Chubun, a Japanese Chinese-language weekly publication, claims to be “Japan’s largest and most influential” Chinese-language newspaper since its September 1992 founding. According to its own “About Us” page, the outlet describes itself as maintaining an “overseas Chinese perspective” with focus on Sino-Japanese relations and Chinese community news, while covering international affairs, economics, and culture. The publication says it has “evolved from print to embrace digital media” and collaborates with Japanese mainstream outlets to “bridge cultural divides.” Chubun characterizes its readership as spanning “academics, business leaders, students, and Japanese learners of Chinese” and asserts it has established itself as a “vital communication channel between China and Japan,” claiming to be “frequently cited by media across Greater China.” The site design of Chubun is oddly old-fashioned, full of content components including, as of July 2025, a Covid-19 survey along the left-hand margin. Much of the featured content has clear affinities with official state media talking points. Featured videos like this one, posted to the publication’s YouTube account, advertise overseas Chinese association activities that seem aligned with the PRC government.

Bonnier News Media Group

Bonnier Group is a privately held Swedish media conglomerate, wholly owned by the Bonnier family, whose origins trace back to 1804, when Gerhard Bonnier opened a bookstore in Copenhagen.
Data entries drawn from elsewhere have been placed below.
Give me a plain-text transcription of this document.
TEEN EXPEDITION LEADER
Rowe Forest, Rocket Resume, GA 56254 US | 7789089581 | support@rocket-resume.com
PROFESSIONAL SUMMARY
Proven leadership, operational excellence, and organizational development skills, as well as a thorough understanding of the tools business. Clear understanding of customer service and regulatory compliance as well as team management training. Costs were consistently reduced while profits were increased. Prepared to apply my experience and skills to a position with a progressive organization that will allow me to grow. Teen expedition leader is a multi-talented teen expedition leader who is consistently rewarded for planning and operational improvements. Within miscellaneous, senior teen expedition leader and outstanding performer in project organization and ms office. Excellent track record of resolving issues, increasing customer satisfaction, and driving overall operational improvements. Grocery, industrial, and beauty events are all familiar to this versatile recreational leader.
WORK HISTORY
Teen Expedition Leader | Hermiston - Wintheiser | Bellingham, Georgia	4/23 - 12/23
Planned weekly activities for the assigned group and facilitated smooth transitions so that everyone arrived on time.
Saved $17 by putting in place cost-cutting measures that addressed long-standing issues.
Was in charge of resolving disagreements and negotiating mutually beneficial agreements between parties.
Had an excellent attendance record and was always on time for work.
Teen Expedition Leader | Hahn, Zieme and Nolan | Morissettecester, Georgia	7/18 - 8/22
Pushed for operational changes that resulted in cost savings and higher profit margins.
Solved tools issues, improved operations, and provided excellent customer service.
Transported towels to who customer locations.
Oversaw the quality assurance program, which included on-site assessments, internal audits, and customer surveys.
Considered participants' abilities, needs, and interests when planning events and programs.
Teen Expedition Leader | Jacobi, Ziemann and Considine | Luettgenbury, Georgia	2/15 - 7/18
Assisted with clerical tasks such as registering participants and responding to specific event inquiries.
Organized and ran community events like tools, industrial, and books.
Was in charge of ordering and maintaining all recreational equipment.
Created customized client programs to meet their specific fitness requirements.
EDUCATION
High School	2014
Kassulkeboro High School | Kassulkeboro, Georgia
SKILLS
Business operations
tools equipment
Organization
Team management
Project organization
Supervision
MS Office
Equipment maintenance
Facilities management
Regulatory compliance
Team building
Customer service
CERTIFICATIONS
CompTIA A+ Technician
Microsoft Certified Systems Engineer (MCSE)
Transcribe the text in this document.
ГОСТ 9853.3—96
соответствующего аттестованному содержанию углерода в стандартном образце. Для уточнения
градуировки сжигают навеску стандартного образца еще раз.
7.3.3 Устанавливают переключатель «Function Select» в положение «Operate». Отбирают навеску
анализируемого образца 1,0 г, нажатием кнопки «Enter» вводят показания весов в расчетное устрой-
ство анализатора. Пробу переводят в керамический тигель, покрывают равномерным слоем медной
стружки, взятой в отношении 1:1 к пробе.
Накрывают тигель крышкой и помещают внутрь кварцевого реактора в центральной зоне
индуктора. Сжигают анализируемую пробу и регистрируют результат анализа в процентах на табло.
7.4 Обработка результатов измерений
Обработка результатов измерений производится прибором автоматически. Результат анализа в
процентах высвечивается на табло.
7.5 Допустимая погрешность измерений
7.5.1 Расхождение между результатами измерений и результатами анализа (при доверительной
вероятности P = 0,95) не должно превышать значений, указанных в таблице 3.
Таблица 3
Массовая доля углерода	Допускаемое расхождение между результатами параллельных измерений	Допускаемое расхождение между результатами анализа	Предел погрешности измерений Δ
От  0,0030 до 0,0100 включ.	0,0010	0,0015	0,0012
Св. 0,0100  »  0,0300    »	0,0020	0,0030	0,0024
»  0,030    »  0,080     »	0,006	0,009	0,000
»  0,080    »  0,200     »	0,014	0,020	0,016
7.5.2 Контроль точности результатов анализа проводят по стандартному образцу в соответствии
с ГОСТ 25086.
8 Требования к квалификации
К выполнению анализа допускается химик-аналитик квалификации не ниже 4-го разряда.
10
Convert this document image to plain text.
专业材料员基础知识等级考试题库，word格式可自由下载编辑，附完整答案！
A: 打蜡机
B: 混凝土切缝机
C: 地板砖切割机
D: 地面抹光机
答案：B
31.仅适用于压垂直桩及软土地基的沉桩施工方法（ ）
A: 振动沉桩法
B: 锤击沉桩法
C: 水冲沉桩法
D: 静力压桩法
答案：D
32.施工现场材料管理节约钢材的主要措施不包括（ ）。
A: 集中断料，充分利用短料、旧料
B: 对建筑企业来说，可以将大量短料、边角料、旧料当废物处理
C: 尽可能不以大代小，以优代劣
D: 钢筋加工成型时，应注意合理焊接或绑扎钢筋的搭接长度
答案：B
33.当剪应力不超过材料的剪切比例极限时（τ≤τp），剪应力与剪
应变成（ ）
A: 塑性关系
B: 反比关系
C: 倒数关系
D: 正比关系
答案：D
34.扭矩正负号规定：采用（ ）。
The group operates across 12 countries with interests spanning newspapers, book publishing, magazines, film, digital media, and real estate. Its major subsidiaries include Bonnier News — the Nordic region’s largest news media company, publishing titles such as Dagens Nyheter, Expressen, and Dagens industri — and Bonnier Books.

Proletären

Proletären is a Swedish weekly newspaper founded in 1970 as the official organ of the Kommunistiska partiet (Communist Party of Sweden), then known as KFML(r). Proletären publishes a weekly 20–28-page magazine in print and digital formats, covering domestic and international news, in-depth analysis, culture, sport, and reports (often from demonstrations and political events).  On its about page, Proletären acknowledges it is “not objective or neutral” (inte objektiva eller neutrala) and takes a clear editorial position “for welfare, peace, and socialism, against right-wing politics and imperialism” (för välfärd, fred och socialism, mot högerpolitik och imperialism), while stating it values accuracy and source criticism and is a member of Sweden’s voluntary media ethics system.

Bonnier News

Bonnier News, established in 2016, is a major Swedish news media company and a subsidiary of the Bonnier Group, a conglomerate spanning media, real estate and investment services that has been wholly owned by the Bonnier family since its founding in 1804 in Copenhagen. Headquartered in Stockholm, the company publishes flagship Swedish dailies Dagens Nyheter, Expressen, and Dagens industri, alongside over 200 other brands spanning local newspapers, magazines, and digital services across northern countries, including Sweden, Denmark, Norway, and Finland. In spring 2022, Bonnier News was merged into Bonnier Publications.